= Jorge Guillermo Borges =

Argentine writer, philosopher, lawyer (1874–1938)

Jorge Guillermo Borges Haslam (24 February 1874 – 14 February 1938) was an Argentine lawyer, teacher, writer, philosopher and translator. He was also an anarchist and a follower of Herbert Spencer's philosophy of philosophical anarchism. He was Jorge Luis Borges's father.

== Background ==
In 1898, he married Leonor Acevedo Suárez with whom he had two children: writer Jorge Luis Borges and painter Norah Borges. Due to the failing eyesight that would eventually afflict his son, Borges eventually abandoned his law career and the family moved to Geneva, Switzerland before World War I, where the young Jorge Luis was treated by an eye specialist. In 1921, the Borges family returned to Argentina.

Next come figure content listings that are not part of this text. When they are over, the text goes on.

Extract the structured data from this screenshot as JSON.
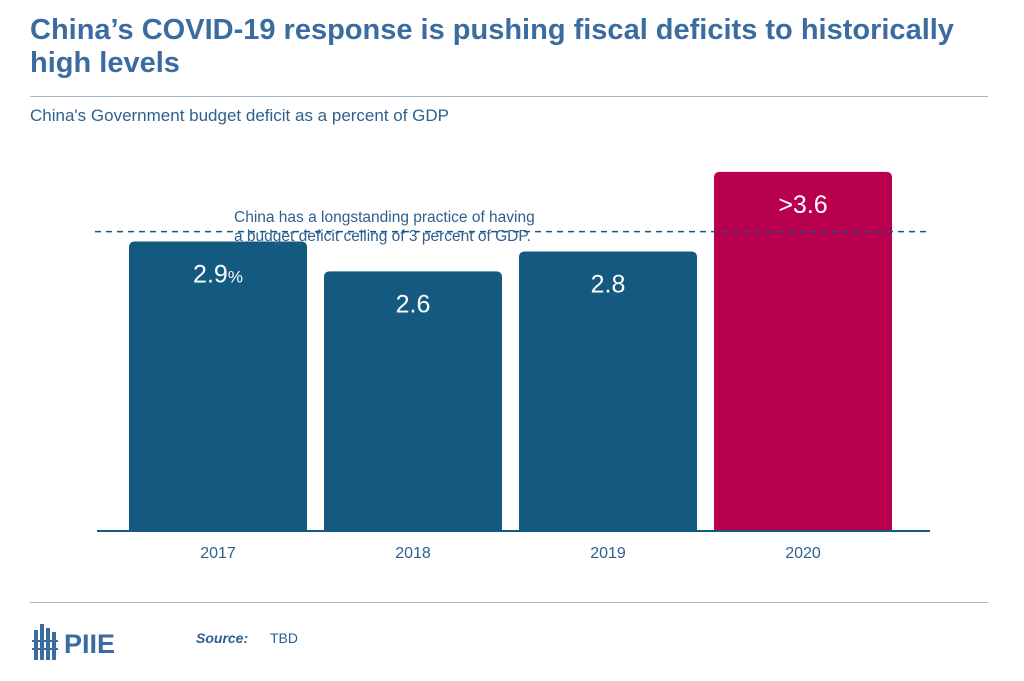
{
  "title": "China’s COVID-19 response is pushing fiscal deficits to historically high levels",
  "subtitle": "China's Government budget deficit as a percent of GDP",
  "annotation": {
    "line1": "China has a longstanding practice of having",
    "line2": "a budget deficit ceiling of 3 percent of GDP."
  },
  "chart_data": {
    "type": "bar",
    "categories": [
      "2017",
      "2018",
      "2019",
      "2020"
    ],
    "values": [
      2.9,
      2.6,
      2.8,
      3.6
    ],
    "data_labels": [
      "2.9",
      "2.6",
      "2.8",
      ">3.6"
    ],
    "first_label_suffix": "%",
    "reference_line": {
      "value": 3.0
    },
    "ylim": [
      0,
      3.75
    ],
    "colors": [
      "#14597f",
      "#14597f",
      "#14597f",
      "#b8004f"
    ]
  },
  "footer": {
    "logo_text": "PIIE",
    "source_label": "Source:",
    "source_text": "TBD"
  },
  "colors": {
    "accent": "#3b6ca0",
    "bar": "#14597f",
    "highlight": "#b8004f"
  }
}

Jorge Guillermo Borges studied law but only worked as a judicial clerk for a few years before having to resign due to his failing eyesight. He later worked as a professor at the Escuela Normal de Lenguas Vivas (Normal School of Modern Languages) in Buenos Aires, where he taught a course on psychology in English, using William James's Psychology: A Briefer Course as the course textbook. He was a friend of Macedonio Fernández, who became friends with Borges's son. He planned a commune for individualist anarchists in Paraguay. Borges wrote a novel, El Caudillo, published in 1921.

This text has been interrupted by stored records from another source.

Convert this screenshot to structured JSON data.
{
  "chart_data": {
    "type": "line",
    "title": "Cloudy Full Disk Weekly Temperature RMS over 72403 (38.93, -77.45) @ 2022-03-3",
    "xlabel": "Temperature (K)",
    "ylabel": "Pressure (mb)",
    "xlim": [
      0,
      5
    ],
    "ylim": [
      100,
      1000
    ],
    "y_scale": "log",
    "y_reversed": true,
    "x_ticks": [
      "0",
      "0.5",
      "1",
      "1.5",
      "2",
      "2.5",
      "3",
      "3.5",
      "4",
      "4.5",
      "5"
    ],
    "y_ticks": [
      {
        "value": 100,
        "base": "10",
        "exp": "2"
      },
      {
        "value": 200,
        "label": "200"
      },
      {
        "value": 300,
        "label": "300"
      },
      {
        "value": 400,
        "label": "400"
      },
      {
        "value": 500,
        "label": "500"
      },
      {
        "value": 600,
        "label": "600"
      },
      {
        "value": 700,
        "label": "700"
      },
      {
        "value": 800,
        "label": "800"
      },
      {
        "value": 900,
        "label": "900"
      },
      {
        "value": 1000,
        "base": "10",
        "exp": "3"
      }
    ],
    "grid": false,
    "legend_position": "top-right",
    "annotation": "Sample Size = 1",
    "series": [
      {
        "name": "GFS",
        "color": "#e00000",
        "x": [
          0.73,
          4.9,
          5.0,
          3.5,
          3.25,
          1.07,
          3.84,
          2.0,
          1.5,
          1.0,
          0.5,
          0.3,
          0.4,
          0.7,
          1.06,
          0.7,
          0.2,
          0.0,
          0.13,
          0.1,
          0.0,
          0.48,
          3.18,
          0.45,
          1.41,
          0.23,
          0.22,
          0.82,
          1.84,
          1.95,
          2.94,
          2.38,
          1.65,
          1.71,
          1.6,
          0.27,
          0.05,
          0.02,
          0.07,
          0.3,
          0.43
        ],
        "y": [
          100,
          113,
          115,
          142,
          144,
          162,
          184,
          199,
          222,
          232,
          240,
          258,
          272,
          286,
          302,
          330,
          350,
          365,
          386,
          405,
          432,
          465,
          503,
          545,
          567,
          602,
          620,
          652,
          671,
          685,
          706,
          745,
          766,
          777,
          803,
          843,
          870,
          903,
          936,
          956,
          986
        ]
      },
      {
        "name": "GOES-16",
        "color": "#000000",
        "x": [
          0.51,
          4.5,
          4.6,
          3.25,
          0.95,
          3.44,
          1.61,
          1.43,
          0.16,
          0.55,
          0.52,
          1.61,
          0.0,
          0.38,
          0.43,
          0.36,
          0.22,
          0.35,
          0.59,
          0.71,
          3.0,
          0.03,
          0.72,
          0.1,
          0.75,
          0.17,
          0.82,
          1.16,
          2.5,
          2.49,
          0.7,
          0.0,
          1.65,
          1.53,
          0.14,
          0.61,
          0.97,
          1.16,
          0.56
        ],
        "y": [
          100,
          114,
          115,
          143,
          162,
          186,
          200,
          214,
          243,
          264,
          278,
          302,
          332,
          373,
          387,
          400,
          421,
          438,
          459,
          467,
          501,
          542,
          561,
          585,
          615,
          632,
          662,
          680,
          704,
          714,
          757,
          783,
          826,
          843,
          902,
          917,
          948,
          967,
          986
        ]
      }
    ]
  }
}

Borges had maternal ancestral roots in Staffordshire, England. A cultivated man, he read fluently in English, was an agnostic, a skeptic, and had a deep interest in metaphysics. At the homes where he settled with his wife and family both in Palermo and Geneva, he kept a large library offering his children a complex and profound universe. On those bookshelves, young Jorge Luis and Norah could find important works in English literature: Robert Louis Stevenson, Nathaniel Hawthorne, H. G. Wells, Samuel Taylor Coleridge, Rudyard Kipling, Thomas De Quincey, Edgar Allan Poe, and Herman Melville. His son would later remark that "if I were asked to name the chief event in my life, I should say my father's library."